Thursday, 15 December 2011

Penniless Poets Unite

 
Across the UK, voluntary societies, including churches, are being given Government money to open soup kitchens to feed individuals who fall out of the benefits system. It is now government policy to turn away penniless any individual who does not ‘qualify’ for some form of assistance, benefit or income. The feckless who refuse to work, the mentally and physically sick who cannot work, asylum seekers, victims of domestic violence, can be quite literally thrown onto the streets, even whilst their application for assistance is under review or appeal. It is a fact, not fiction, that, if grand parents cannot or do not step in, the children of these men and women are removed from them into the care of the local authority. And they are powerless to prevent it. That is happening right now in England, and elsewhere in these islands.

“A woman must have a room of her own if she is to write fiction.” The words of the famous woman writer of the 1920s are meaningless today. We live in the machine age’, where bureaucrats are paid to administer a centralised system of laws and regulations which are designed to reduce the individual human being to a mere cog or cipher, to be used by the productive and consumerist machine, and spewed out when no longer of use. Already the remaining smaller hospitals are turning away casualties if the patient is over 65. Both parents are forced into paid employment, so that chronic illness of a child, parent or other close family member can spell homelessness in the long term. The notion of having a room that is one’s own by right, and a sufficiency of income by legal right of citizenship, so that one can be in control of one’s own life-choices, has become a whimsical idea of a long-forgotten past.  

A century ago people from all walks of life took a keen interest in matters of political, economic and constitutional rights. Quite ordinary people took it upon themselves to read the original works of leading thinkers in the field (see http://www.douglassocialcredit.com/ ). Many read Marx’s predictions that capitalism would so oppress the workers that they would rise in revolution to create the centralised communist Dictatorship of the Proletariat. Some went on to read Thorstein Veblen’s argument that Marx could be wrong. If the workers became better off materially under capitalism they would remain contented slaves of a centralised system which would supply them with all their needs so long as they followed orders from above. And so it was: the ‘brave new world’ of the centralised welfare state provided jobs for the workers, training to fulfil those jobs through the ‘education’ services, ‘health’ services to produce healthy workers, and a massive leisure industry to keep the workers entertained in their ‘time off’. The notion of an autonomous citizen, with rights but with corresponding duties freely to give service to others, went clean out of the window.

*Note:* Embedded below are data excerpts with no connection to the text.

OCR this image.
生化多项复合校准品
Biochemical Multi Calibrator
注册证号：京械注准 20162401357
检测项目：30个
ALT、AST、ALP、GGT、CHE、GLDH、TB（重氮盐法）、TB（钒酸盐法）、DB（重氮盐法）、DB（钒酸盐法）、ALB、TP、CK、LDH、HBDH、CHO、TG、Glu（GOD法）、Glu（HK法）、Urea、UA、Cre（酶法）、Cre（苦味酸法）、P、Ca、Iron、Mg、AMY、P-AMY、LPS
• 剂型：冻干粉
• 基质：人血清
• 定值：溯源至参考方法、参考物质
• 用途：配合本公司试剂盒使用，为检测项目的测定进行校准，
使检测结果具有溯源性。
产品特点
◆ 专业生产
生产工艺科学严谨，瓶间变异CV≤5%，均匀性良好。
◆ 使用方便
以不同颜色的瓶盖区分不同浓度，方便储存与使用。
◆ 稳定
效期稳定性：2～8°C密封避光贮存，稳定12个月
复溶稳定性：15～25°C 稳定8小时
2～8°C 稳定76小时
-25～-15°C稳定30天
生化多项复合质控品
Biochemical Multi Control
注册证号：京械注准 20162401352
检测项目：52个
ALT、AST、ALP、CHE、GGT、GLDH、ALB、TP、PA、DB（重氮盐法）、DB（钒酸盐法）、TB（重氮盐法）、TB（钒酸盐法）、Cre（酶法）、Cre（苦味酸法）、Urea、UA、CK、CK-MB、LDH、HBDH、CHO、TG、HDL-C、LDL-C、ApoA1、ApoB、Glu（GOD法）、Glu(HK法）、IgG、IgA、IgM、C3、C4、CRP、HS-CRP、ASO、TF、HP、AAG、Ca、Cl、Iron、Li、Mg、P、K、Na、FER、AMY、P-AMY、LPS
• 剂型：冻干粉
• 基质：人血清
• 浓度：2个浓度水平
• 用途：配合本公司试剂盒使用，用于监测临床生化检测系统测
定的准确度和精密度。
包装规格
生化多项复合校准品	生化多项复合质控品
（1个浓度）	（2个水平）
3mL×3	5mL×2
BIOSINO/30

As a result, the mass of the workers are inculcated with the notion that their responsibilities in adult life are limited to earning enough money to keep a roof over their own heads, and caring for their immediate family. They pay taxes so that the government can pay other workers to provide the infra-structure necessary to keep the economy supplying the consumer goods and services necessary to – keep the economy going. The underlying philosophy is that human beings are nothing more than advanced animals, capable of developing a highly sophisticated technology which will sustain human life in some form of artificial intelligence. Bereft of spiritual considerations, a degraded human nature emerges. Programmed to obey automatically, to be good because there is no other choice, the human being becomes an automaton, incapable of taking the needs, feelings or wishes of another as their prior consideration in selecting a course of action.

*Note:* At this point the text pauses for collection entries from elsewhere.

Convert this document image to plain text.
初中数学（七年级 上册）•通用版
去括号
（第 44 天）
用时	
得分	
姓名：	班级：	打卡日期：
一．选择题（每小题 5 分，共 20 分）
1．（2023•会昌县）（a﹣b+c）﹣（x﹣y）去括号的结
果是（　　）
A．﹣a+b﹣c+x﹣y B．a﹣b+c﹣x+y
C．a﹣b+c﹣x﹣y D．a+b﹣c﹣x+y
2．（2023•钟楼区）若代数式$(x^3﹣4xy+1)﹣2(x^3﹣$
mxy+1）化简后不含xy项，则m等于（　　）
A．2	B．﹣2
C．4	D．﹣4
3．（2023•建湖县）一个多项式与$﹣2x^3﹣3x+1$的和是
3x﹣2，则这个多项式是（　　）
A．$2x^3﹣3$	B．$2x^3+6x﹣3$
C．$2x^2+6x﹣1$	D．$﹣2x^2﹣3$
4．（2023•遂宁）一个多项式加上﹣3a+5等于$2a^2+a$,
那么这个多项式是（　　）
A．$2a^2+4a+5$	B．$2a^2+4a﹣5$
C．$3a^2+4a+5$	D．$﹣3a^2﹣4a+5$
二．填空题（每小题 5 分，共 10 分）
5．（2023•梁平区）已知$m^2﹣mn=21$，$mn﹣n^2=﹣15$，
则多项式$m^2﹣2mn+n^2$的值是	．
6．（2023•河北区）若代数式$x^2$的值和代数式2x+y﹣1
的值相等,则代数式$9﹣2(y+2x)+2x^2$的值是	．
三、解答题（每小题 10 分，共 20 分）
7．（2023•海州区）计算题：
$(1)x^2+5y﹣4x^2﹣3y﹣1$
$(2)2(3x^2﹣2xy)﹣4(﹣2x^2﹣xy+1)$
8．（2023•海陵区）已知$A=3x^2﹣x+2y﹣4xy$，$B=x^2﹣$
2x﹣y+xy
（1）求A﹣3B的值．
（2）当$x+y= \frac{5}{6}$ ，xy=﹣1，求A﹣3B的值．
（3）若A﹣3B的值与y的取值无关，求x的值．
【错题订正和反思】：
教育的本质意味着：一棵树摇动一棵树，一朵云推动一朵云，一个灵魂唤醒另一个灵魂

As Forster’s story, The Machine Stops, demonstrates, the industrial age has transformed the relationship between humanity’s understanding of the natural, spiritual and cultural worlds out of all recognition. For most people throughout most of history, the creation of life’s necessities gave meaning to life. The arts of agriculture and of the kitchen involved in the production of food developed skills, challenges and satisfactions in co-operation with others. As long ago as 1936 Eric Gill wrote:

“It may sound sentimental to our town and factory populations, but it is true to say that even bread may be holy or unholy, and therefore human or inhuman. And when we consider the high art of architecture, it seems obvious that the house is only a machine to live in, if the word ‘machine’ be used as a purely fanciful and literary conceit.” ( Eric Gill “The Leisure State: A Criticism” The Fig Tree, June 1936.)

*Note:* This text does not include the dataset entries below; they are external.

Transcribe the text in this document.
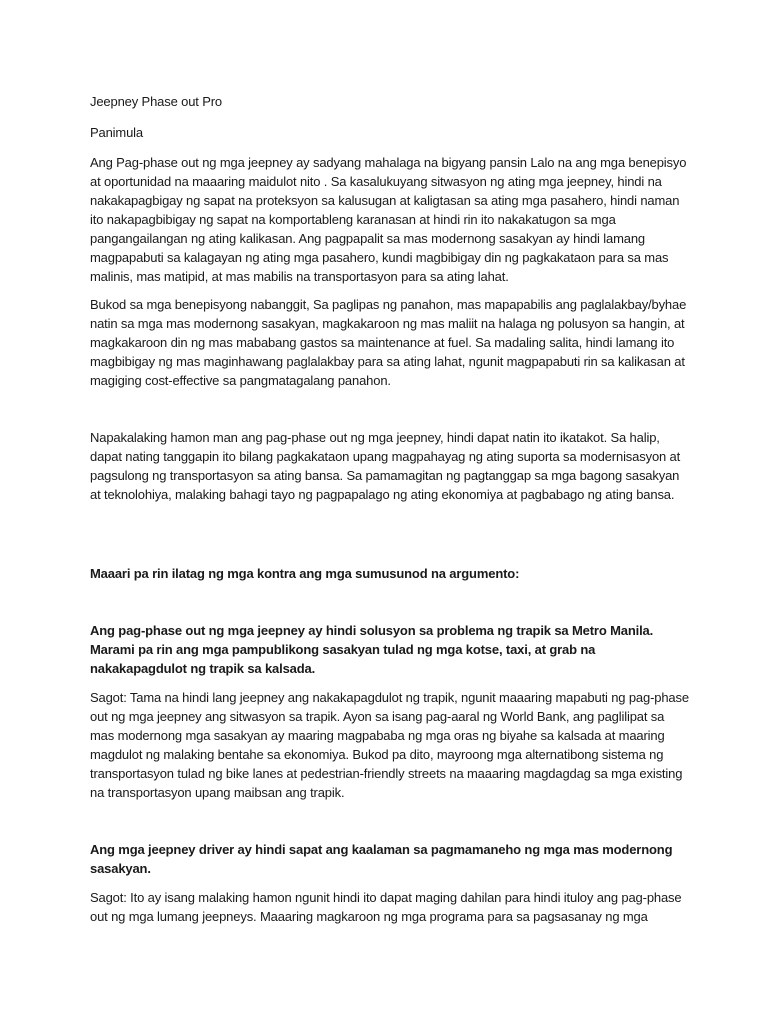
Jeepney Phase out Pro

Panimula

Ang Pag-phase out ng mga jeepney ay sadyang mahalaga na bigyang pansin Lalo na ang mga benepisyo at oportunidad na maaaring maidulot nito . Sa kasalukuyang sitwasyon ng ating mga jeepney, hindi na nakakapagbigay ng sapat na proteksyon sa kalusugan at kaligtasan sa ating mga pasahero, hindi naman ito nakapagbibigay ng sapat na komportableng karanasan at hindi rin ito nakakatugon sa mga pangangailangan ng ating kalikasan. Ang pagpapalit sa mas modernong sasakyan ay hindi lamang magpapabuti sa kalagayan ng ating mga pasahero, kundi magbibigay din ng pagkakataon para sa mas malinis, mas matipid, at mas mabilis na transportasyon para sa ating lahat.

Bukod sa mga benepisyong nabanggit, Sa paglipas ng panahon, mas mapapabilis ang paglalakbay/byhae natin sa mga mas modernong sasakyan, magkakaroon ng mas maliit na halaga ng polusyon sa hangin, at magkakaroon din ng mas mababang gastos sa maintenance at fuel. Sa madaling salita, hindi lamang ito magbibigay ng mas maginhawang paglalakbay para sa ating lahat, ngunit magpapabuti rin sa kalikasan at magiging cost-effective sa pangmatagalang panahon.

Napakalaking hamon man ang pag-phase out ng mga jeepney, hindi dapat natin ito ikatakot. Sa halip, dapat nating tanggapin ito bilang pagkakataon upang magpahayag ng ating suporta sa modernisasyon at pagsulong ng transportasyon sa ating bansa. Sa pamamagitan ng pagtanggap sa mga bagong sasakyan at teknolohiya, malaking bahagi tayo ng pagpapalago ng ating ekonomiya at pagbabago ng ating bansa.

Maaari pa rin ilatag ng mga kontra ang mga sumusunod na argumento:

Ang pag-phase out ng mga jeepney ay hindi solusyon sa problema ng trapik sa Metro Manila. Marami pa rin ang mga pampublikong sasakyan tulad ng mga kotse, taxi, at grab na nakakapagdulot ng trapik sa kalsada.

Sagot: Tama na hindi lang jeepney ang nakakapagdulot ng trapik, ngunit maaaring mapabuti ng pag-phase out ng mga jeepney ang sitwasyon sa trapik. Ayon sa isang pag-aaral ng World Bank, ang paglilipat sa mas modernong mga sasakyan ay maaring magpababa ng mga oras ng biyahe sa kalsada at maaring magdulot ng malaking bentahe sa ekonomiya. Bukod pa dito, mayroong mga alternatibong sistema ng transportasyon tulad ng bike lanes at pedestrian-friendly streets na maaaring magdagdag sa mga existing na transportasyon upang maibsan ang trapik.

Ang mga jeepney driver ay hindi sapat ang kaalaman sa pagmamaneho ng mga mas modernong sasakyan.

Sagot: Ito ay isang malaking hamon ngunit hindi ito dapat maging dahilan para hindi ituloy ang pag-phase out ng mga lumang jeepneys. Maaaring magkaroon ng mga programa para sa pagsasanay ng mga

Whilst Corbusier observed that “A house is a machine to live in”, Eric Gill raises the much broader question as to whether the products of the machine age, the food, clothing, furniture and shelter produced mechanically, are really appropriate for man and women’s use. With Gill, we can follow the argument that reduced hours of work might enable human beings to pursue “higher things” in their leisure time. But with Gill we can observe that “when we consider man’s history”, until the evolution of the Machine Age, it is precisely “the things necessary to him upon which he has expended all his love and imagination and tenderness”. And we can further agree “tenderness is of all his virtues the most characteristically human. And it has been upon the making of what he needed that man has chiefly shown his nature.”

The Machine Age has no use for artists, poets, playwrights, musicians and literary figures, save to provide leisured entertainment for the ruling Davos Class.